La intención legislativa es clara: abrir camino a la protección legal de fetos a costa de la autonomía de las mujeres y personas gestantes. Sobre esto, dice la exposición de motivos del Proyecto 715: “Y entre las razones de ese envejecimiento es el calo alarmante de la natalidad. Ese calo solo puede ser revertido con políticas públicas, también en el ámbito penal, que protejan y promuevan una nueva mentalidad social sobre la vida que nos libere del reduccionismo legal del nasciturus al ámbito de la terminación del embarazo y nos abra el horizonte legítimo del Estado en la promoción de la vida por nacer”.


Entonces, ante el problema de la baja poblacional la alternativa presentada por el proyecto es reconocerle derechos al feto como sujeto separado del cuerpo de la persona embarazada. Es decir, restringir la autonomía de las mujeres y personas con capacidad de gestar para tomar decisiones sobre su reproducción. Este tipo de medidas descubre una tendencia de proteger la vida del feto por encima de la vida de las mujeres.
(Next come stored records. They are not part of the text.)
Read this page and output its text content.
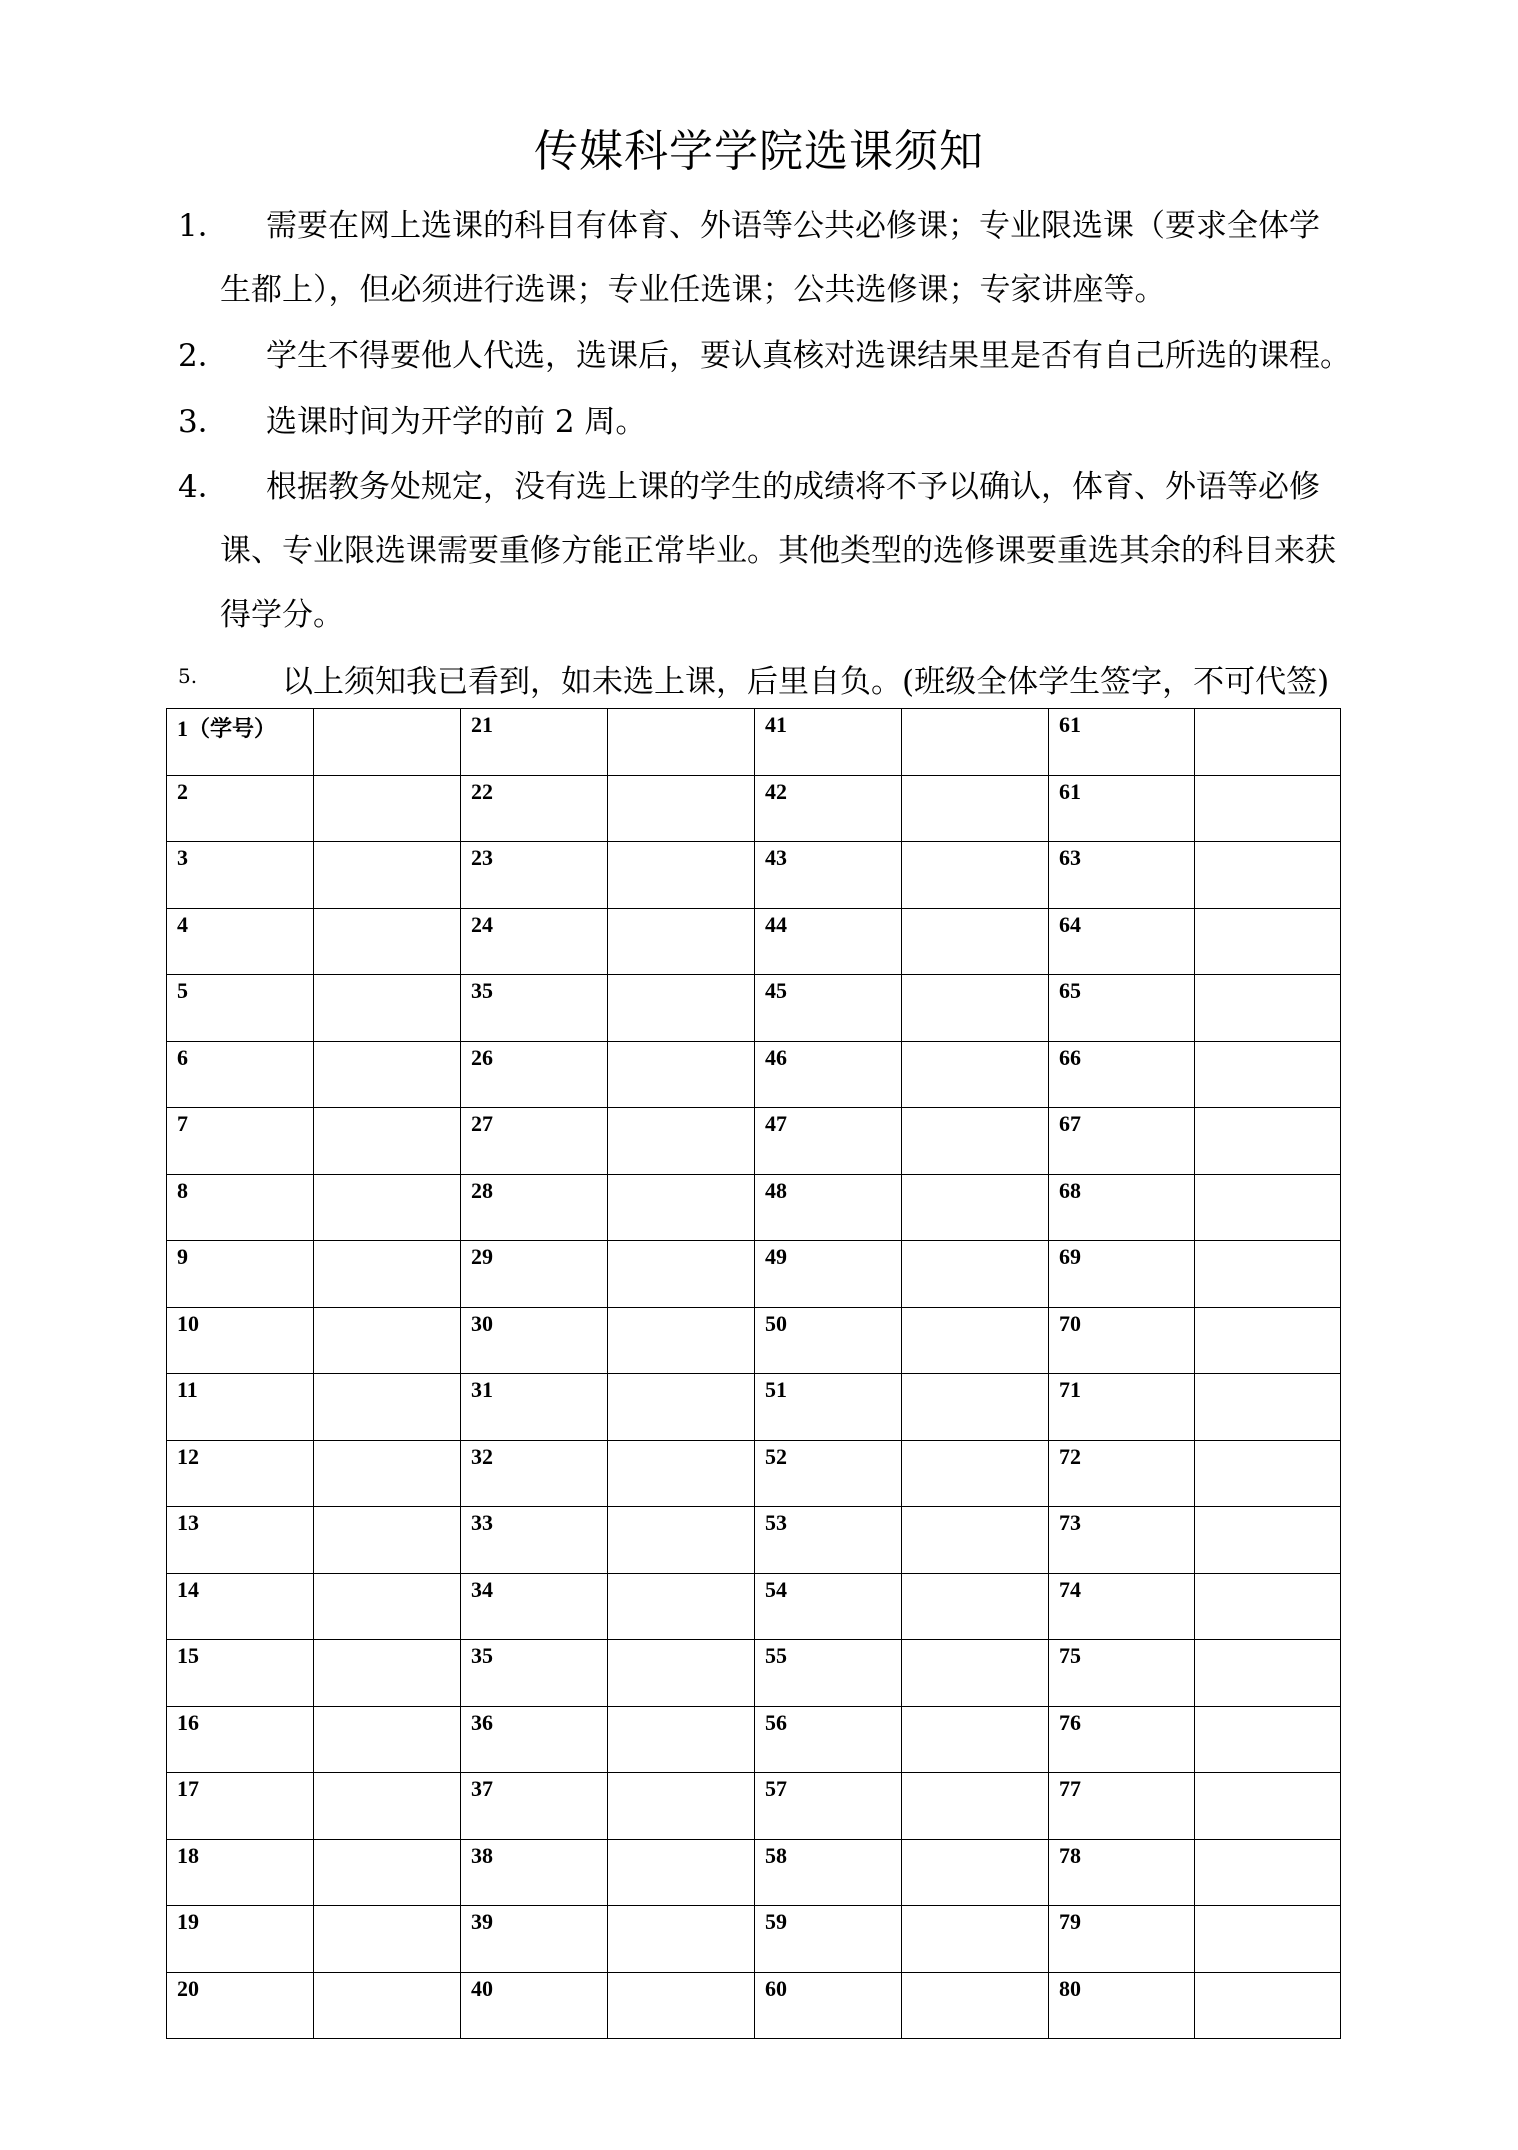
传媒科学学院选课须知
1． 需要在网上选课的科目有体育、外语等公共必修课；专业限选课（要求全体学
生都上），但必须进行选课；专业任选课；公共选修课；专家讲座等。
2． 学生不得要他人代选，选课后，要认真核对选课结果里是否有自己所选的课程。
3． 选课时间为开学的前 2 周。
4． 根据教务处规定，没有选上课的学生的成绩将不予以确认，体育、外语等必修
课、专业限选课需要重修方能正常毕业。其他类型的选修课要重选其余的科目来获
得学分。
5.	以上须知我已看到，如未选上课，后里自负。(班级全体学生签字，不可代签)
1（学号）		21		41		61	
2		22		42		61	
3		23		43		63	
4		24		44		64	
5		35		45		65	
6		26		46		66	
7		27		47		67	
8		28		48		68	
9		29		49		69	
10		30		50		70	
11		31		51		71	
12		32		52		72	
13		33		53		73	
14		34		54		74	
15		35		55		75	
16		36		56		76	
17		37		57		77	
18		38		58		78	
19		39		59		79	
20		40		60		80	
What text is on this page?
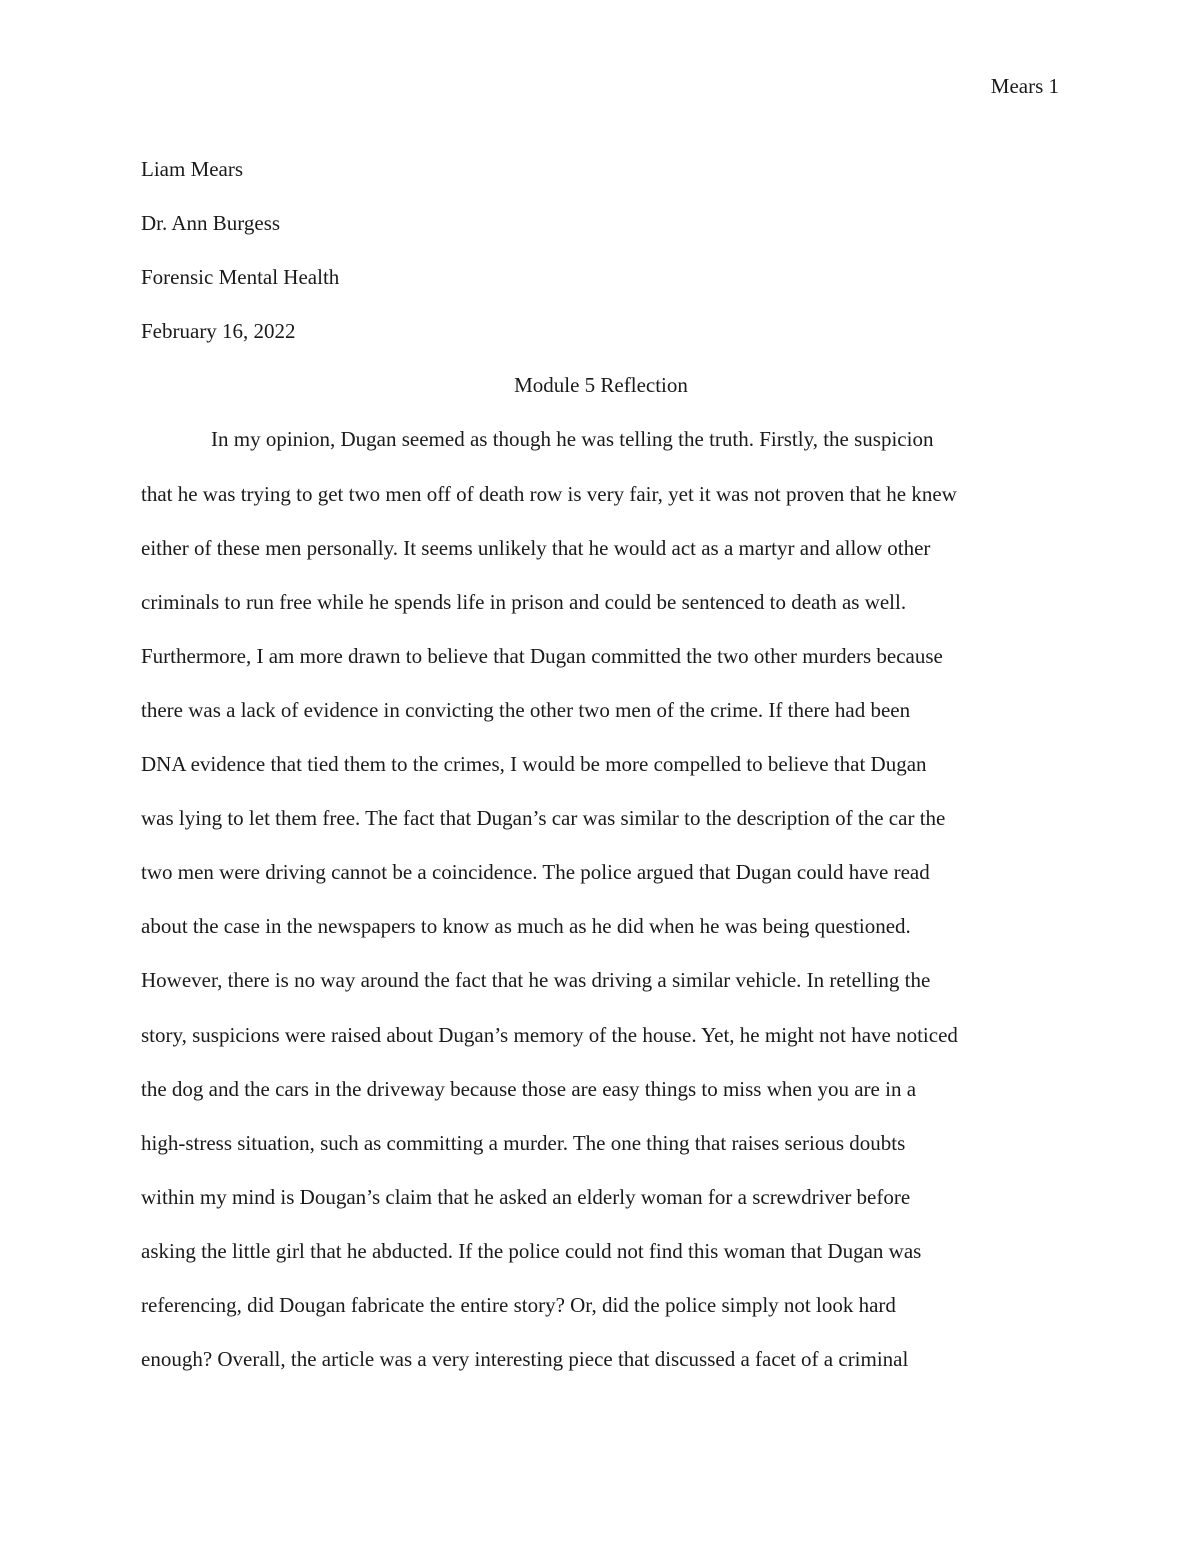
Mears 1
Liam Mears
Dr. Ann Burgess
Forensic Mental Health
February 16, 2022
Module 5 Reflection
In my opinion, Dugan seemed as though he was telling the truth. Firstly, the suspicion
that he was trying to get two men off of death row is very fair, yet it was not proven that he knew
either of these men personally. It seems unlikely that he would act as a martyr and allow other
criminals to run free while he spends life in prison and could be sentenced to death as well.
Furthermore, I am more drawn to believe that Dugan committed the two other murders because
there was a lack of evidence in convicting the other two men of the crime. If there had been
DNA evidence that tied them to the crimes, I would be more compelled to believe that Dugan
was lying to let them free. The fact that Dugan’s car was similar to the description of the car the
two men were driving cannot be a coincidence. The police argued that Dugan could have read
about the case in the newspapers to know as much as he did when he was being questioned.
However, there is no way around the fact that he was driving a similar vehicle. In retelling the
story, suspicions were raised about Dugan’s memory of the house. Yet, he might not have noticed
the dog and the cars in the driveway because those are easy things to miss when you are in a
high-stress situation, such as committing a murder. The one thing that raises serious doubts
within my mind is Dougan’s claim that he asked an elderly woman for a screwdriver before
asking the little girl that he abducted. If the police could not find this woman that Dugan was
referencing, did Dougan fabricate the entire story? Or, did the police simply not look hard
enough? Overall, the article was a very interesting piece that discussed a facet of a criminal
Intenta justificar la intervención del gobierno en decisiones tan íntimas como parir o no parir en aras de aumentar la natalidad en contra de la voluntad y autonomía de las mujeres como si nuestro valor se redujera a ser meras incubadoras.


Si en efecto se quiere atender la baja poblacional en Puerto Rico, si en efecto queremos prevenir que se nos vacíe el país, debemos atender las razones que provocan que la gente se vaya o que decida no reproducirse. Busquemos alternativas para que la gente tenga una vivienda digna. Que los niños, niñas y niñes tengan acceso a educación, que no se sigan cerrando las escuelas y que se pague justamente al magisterio. Aseguremos que las personas tengan acceso a servicios de salud que incluyan salud mental, reproductiva y preventiva. Busquemos medidas para atender la pobreza y la desigualdad. Detengamos el desplazamiento de nuestra gente pobre y joven a causa de la entrega a manos privadas ricas y extranjeras de nuestras tierras y propiedades. Que las personas tengan un salario justo para que puedan satisfacer sus necesidades básicas y no tengan que salir del país.


Garanticemos que las personas tengan acceso a asuntos esenciales como agua, luz, comida.

La alternativa no puede ser obligar a las mujeres a parir. La alternativa debe ser garantizar que todas las personas podamos tener una vida digna. Así se protege la vida.